Entreprendre, encore et toujours, préférer les chemins de traverse aux autoroutes, tels sont les carburants qui alimentent sa mécanique professionnelle. Construisant sa vie comme on compose une bibliothèque, en diversifiant les «ouvrages», cette ingénieure civile suisse de 58 ans devenue spécialiste de projets complexes avoue avoir soif d’inconnu. «Je n’aime pas être dans la répétition, dans le re-faire. J’ai besoin d’explorer des terrains nouveaux.» Et sur ce plan, il faut souligner que l’existence n’a pas été avare en cadeaux surprises. Directrice d’Expo.02 (de 1999 à 2002) puis de Nestlé Suisse (2003 à 2006), là voilà qui pilote, depuis trois ans déjà, un vaisseau amiral aussi passionnant qu’atypique aux portes de Paris. «Une ville magnifique! J’y ai de la famille. Mais j’habite en Suisse et je fais les allers-retours.»

Situé sur l’île Seguin, à Boulogne-Billancourt (au sud-ouest de la capitale), ce grand chantier a été baptisé R4, en clin d’œil à un modèle emblématique de la marque Renault fabriqué, trente-deux ans durant, en ces lieux. Cette entité expérimentale et plurielle a pour ambition d’être un trait d’union entre tous les acteurs du monde de l’art contemporain. Grande halle d’exposition, ateliers d’artistes, galeries, salles de ventes aux enchères, réserves d’art, espace de conférence ou de spectacle, y dialogueront, entre autres, sous un même toit. Un toit signé Jean Nouvel. Un édifice ou plutôt «une scène sur la Seine, tout sauf un bâtiment», comme aime à le décrire l’architecte français, vu que l’objet à construire envoie valdinguer les notions de dedans dehors pour coller à sa vocation. Ce que Nelly Wenger traduit, pour sa part, ainsi: «Le R4 ne se laisse enfermer dans aucune définition classique. Rien de semblable n’existe.»

Suractive, mais pas trop

Mais n’est-ce pas un peu vertigineux d’être chargée ainsi d’anticiper le futur, de lui donner un cadre? «Le visionnaire, c’est Yves Bouvier (ndlr: PDG de la société suisse Natural Le Coultre, active dans la logistique et le transport d’objets d’art et fondateur de la Socité civile immobilière R4).

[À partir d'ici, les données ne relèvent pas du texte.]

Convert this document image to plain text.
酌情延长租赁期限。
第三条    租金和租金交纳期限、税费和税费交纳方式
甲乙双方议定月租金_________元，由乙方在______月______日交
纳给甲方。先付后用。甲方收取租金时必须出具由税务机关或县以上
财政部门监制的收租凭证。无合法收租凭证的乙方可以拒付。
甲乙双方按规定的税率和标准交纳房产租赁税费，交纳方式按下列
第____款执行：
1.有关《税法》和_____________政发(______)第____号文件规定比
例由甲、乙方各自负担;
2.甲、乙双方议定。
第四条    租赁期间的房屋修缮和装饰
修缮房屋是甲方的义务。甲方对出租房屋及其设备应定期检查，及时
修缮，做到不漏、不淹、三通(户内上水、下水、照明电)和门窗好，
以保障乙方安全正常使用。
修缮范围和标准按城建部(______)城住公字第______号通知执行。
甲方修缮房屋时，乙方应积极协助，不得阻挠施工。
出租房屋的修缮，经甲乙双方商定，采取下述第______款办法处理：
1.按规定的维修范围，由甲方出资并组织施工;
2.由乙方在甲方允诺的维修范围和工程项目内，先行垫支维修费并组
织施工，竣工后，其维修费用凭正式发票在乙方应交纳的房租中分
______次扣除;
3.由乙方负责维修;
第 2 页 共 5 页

Le projet vient de lui. Ensuite, ensemble, on a poussé l’idée plus loin. Ma mission, c’est de permettre au R4 d’atterrir, de se réaliser.» Une gageure qui en effrayerait plus d’un: «Je n’ai rien d’une kamikaze. Au contraire, je suis prudente, j’analyse, je travaille beaucoup. Gérer des situations difficiles est inhérent à mon métier.»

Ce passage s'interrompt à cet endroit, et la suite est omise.